The Tobacco Industry

Many have memories of smoking. The tobacco industry has a history, and it is rooted in the city of Richmond. The Virginia Company of London established the Virginia colony in 1608. The colony was started as an economic venture. The English were hoping to find gold and silver or at least new trade routes and sources for new raw materials. However, it would be tobacco that would become the cash crop leading to the success of the Virginia Colony. The tobacco industry took off in Richmond in the 1800's. Tobacco processing factories expanded and according to Marie Tyler-McGraw, "by the 1840's Richmond became the largest tobacco market in the world with fifty factories."(22)

In Shockoe Bottom, old tobacco warehouses are being revitalized mostly into loft apartments and restaurants. The old Lucky Strike power plant is currently occupied by Odell Architects, but was built in 1910 to power the adjacent Lucky Strike tobacco factory. The outside of the building is designed to have the appearance of a loading dock.
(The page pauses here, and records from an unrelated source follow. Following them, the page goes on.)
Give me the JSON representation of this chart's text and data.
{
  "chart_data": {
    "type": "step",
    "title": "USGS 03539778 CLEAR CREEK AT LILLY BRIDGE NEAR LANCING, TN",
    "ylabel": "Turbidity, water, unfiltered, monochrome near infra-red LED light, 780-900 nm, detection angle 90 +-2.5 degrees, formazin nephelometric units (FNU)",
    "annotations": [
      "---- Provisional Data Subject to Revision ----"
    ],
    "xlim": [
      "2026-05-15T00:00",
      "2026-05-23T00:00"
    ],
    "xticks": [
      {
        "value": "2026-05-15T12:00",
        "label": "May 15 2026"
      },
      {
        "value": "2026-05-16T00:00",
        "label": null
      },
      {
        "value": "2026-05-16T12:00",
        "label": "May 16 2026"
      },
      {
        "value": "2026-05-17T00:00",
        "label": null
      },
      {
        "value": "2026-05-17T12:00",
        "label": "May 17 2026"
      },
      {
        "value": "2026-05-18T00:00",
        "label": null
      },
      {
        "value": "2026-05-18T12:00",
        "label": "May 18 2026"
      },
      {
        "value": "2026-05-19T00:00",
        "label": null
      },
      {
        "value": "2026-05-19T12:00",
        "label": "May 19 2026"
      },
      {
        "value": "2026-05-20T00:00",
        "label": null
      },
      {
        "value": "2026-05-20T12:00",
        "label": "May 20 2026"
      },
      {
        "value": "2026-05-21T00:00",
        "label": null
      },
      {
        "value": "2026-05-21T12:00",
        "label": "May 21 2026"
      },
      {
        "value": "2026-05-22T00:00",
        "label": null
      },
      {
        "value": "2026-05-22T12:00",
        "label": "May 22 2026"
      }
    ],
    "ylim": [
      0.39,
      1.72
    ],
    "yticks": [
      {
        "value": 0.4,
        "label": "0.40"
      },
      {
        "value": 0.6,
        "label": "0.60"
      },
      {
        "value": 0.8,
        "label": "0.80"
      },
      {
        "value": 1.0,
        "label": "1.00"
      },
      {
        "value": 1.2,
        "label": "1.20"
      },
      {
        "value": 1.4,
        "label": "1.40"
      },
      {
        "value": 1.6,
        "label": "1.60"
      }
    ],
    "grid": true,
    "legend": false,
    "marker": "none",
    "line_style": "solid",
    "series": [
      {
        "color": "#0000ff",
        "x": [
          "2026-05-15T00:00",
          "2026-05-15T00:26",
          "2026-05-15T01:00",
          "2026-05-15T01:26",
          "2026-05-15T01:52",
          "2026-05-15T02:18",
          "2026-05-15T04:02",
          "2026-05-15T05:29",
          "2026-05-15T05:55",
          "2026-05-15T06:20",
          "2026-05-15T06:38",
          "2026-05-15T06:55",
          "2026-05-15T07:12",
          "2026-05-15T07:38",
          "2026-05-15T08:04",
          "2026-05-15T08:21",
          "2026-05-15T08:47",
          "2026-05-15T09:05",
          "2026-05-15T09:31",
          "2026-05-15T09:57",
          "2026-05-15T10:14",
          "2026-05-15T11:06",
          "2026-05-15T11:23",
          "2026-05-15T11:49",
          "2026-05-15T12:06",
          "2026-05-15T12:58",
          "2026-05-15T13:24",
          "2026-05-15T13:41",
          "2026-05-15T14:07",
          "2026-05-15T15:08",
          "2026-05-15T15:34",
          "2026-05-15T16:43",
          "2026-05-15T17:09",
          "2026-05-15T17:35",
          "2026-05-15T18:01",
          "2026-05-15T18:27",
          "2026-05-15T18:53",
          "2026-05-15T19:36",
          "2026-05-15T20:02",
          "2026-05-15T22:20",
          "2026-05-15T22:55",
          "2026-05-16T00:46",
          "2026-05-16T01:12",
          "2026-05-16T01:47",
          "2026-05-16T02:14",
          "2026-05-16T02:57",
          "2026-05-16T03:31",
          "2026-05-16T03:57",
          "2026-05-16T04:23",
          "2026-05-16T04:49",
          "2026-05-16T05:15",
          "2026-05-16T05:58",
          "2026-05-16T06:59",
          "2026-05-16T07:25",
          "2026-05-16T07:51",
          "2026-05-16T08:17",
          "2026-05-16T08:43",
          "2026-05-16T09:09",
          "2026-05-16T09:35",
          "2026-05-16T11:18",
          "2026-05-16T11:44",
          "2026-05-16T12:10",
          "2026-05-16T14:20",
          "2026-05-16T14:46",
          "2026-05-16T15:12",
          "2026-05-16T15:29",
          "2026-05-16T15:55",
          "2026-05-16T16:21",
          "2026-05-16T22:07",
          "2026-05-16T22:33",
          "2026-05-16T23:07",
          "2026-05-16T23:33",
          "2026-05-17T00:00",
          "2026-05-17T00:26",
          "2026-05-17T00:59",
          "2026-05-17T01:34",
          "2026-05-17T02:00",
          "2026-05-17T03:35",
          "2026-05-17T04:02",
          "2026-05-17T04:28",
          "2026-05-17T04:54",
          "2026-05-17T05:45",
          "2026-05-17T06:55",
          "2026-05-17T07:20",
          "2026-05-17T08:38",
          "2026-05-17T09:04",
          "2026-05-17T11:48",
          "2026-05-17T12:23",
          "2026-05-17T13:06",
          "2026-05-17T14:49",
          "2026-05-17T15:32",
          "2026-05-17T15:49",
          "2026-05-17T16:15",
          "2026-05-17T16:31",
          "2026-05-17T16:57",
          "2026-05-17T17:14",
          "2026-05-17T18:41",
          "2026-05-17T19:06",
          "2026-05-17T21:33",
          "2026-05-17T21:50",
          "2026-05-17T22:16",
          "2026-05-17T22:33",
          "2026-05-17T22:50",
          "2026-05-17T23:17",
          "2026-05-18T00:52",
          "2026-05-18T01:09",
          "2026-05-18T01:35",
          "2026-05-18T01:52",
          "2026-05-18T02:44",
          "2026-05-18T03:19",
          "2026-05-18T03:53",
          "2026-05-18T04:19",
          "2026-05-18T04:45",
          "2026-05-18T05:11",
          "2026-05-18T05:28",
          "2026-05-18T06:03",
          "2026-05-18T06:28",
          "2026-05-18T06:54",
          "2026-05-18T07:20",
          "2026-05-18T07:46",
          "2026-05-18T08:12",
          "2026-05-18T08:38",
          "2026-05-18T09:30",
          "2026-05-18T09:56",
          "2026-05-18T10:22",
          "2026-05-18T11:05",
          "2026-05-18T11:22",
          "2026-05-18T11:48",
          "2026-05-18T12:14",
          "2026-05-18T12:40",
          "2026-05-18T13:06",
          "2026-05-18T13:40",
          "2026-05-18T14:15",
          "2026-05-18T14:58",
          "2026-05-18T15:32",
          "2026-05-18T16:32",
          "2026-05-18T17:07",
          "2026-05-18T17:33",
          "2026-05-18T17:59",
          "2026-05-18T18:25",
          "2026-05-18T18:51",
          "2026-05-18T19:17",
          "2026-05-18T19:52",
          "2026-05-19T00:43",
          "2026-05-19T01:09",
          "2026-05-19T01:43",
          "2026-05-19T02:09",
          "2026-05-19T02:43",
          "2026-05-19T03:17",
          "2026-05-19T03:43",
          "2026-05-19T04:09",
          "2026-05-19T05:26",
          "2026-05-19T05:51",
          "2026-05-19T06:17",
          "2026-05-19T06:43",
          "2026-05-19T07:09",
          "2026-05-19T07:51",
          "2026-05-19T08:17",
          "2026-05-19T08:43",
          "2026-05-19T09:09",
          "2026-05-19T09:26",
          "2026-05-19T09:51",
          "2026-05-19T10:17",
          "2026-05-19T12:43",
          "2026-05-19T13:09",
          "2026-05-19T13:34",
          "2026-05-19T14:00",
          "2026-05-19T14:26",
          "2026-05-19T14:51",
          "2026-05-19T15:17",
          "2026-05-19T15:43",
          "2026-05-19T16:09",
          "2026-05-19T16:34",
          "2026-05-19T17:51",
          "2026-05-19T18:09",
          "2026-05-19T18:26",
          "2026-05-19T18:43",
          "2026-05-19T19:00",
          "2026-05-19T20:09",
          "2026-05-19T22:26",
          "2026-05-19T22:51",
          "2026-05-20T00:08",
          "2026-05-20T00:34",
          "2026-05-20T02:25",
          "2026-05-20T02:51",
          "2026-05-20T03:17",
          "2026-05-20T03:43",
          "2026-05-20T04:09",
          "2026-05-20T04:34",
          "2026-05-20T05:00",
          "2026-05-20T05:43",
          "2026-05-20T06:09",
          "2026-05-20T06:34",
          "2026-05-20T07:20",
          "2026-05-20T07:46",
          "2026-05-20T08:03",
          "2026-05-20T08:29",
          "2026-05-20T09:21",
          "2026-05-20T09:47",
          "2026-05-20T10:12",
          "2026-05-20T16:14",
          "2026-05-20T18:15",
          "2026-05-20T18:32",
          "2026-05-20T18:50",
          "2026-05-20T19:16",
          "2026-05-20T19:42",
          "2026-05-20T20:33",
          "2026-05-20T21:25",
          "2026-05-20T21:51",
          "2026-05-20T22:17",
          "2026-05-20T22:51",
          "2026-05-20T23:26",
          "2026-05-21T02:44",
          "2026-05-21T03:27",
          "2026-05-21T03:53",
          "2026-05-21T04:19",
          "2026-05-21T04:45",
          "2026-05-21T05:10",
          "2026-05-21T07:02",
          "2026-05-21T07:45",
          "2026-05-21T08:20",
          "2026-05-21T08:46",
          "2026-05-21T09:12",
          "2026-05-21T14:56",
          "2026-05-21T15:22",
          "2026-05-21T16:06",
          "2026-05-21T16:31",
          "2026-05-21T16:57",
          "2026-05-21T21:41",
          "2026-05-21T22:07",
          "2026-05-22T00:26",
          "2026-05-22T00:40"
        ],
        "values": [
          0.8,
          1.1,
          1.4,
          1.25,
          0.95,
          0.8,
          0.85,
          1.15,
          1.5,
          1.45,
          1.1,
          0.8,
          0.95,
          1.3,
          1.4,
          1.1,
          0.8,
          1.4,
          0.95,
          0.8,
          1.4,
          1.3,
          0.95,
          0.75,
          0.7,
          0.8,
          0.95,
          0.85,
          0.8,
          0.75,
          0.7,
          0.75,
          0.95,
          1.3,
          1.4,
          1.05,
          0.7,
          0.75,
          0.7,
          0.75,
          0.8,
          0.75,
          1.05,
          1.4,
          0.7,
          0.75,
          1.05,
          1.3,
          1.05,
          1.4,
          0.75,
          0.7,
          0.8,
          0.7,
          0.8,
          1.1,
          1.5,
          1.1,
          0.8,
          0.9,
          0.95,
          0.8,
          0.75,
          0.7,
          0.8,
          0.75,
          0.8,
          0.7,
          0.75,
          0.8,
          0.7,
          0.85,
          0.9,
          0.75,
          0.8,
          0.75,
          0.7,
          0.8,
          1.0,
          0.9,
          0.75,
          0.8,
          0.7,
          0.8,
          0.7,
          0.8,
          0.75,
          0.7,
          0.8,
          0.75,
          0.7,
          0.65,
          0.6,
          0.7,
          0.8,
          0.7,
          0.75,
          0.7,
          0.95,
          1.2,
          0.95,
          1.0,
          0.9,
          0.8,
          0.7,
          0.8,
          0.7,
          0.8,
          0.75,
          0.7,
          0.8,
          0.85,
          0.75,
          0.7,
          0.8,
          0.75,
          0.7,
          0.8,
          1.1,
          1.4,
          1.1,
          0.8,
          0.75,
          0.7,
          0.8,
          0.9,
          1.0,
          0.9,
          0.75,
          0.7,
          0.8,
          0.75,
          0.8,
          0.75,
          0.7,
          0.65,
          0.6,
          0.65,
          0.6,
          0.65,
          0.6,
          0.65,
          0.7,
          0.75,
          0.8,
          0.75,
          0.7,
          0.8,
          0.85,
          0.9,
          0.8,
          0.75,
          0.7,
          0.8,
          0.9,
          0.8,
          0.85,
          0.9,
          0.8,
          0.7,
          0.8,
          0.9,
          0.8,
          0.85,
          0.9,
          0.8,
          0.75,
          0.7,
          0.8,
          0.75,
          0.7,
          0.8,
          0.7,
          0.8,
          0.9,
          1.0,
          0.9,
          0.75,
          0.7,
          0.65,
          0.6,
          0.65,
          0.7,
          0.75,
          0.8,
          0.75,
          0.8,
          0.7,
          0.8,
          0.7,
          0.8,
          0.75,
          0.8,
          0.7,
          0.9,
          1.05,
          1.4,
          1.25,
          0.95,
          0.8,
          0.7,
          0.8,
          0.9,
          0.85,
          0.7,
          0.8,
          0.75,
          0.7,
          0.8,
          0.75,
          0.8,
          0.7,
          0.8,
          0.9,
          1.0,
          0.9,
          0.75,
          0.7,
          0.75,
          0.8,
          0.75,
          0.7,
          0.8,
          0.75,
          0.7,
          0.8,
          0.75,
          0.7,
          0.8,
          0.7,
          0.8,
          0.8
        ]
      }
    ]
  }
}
The original steam chimney and coal silo are still there. Upon entering the building one cannot help but notice a large, arched concrete table that was original to the building. It held the turbines that generated electricity. Tags of graffiti have been saved and are evidence of the period of time when the building was abandoned. The original floor and iron girders constructed with rivets were purposefully preserved. The area where the firewall once existed can be seen, even thought he wall itself is invisible. The original doorway is visible, the one that had a string that would burn and automatically shut in the event of a fire. The skylight that provided the light has been saved, although the glass has been replaced. The silo still holds coal and the words Lucky Strike remain on the chimney. A newer addition is the sculpture of "Connecticut," a Native American in need of a new home once the Triple A Richmond Braves left town. Connecticut derived his name from the Native American word Quinnehtukqut, which means, "beside the long tidal river." The sculpture was designed to be a tribal tribute intended for the Potomac River, but instead he resides in Richmond. To my knowledge, Native Americans are not remembered in Richmond, but I feel the sculpture's current location is an unintended fitting tribute. Connecticut sits up on the roof overlooking the James River and the Manchester docks where slaves were brought before they were marched across to Shockoe Valley in the middle of the night, so the practice would not be seen. Connecticut also has a view of the canal, the railroads, the river, and the roads that provided the means for Richmond to become a city steeped in trade.

The Odell Building is a terrific example of how the history and memories of Richmond can be preserved while renewing an old building so it will serve a purpose in a more modern world.

The richness of Richmond's untold history can no longer be ignored. What I hope to accomplish through the teaching of this unit is ignite a spark within my students that compels them to seek out what is invisible in their city. Maybe they will be so inspired and will be more conscientious about renewing buildings in an effort to make the past more visible.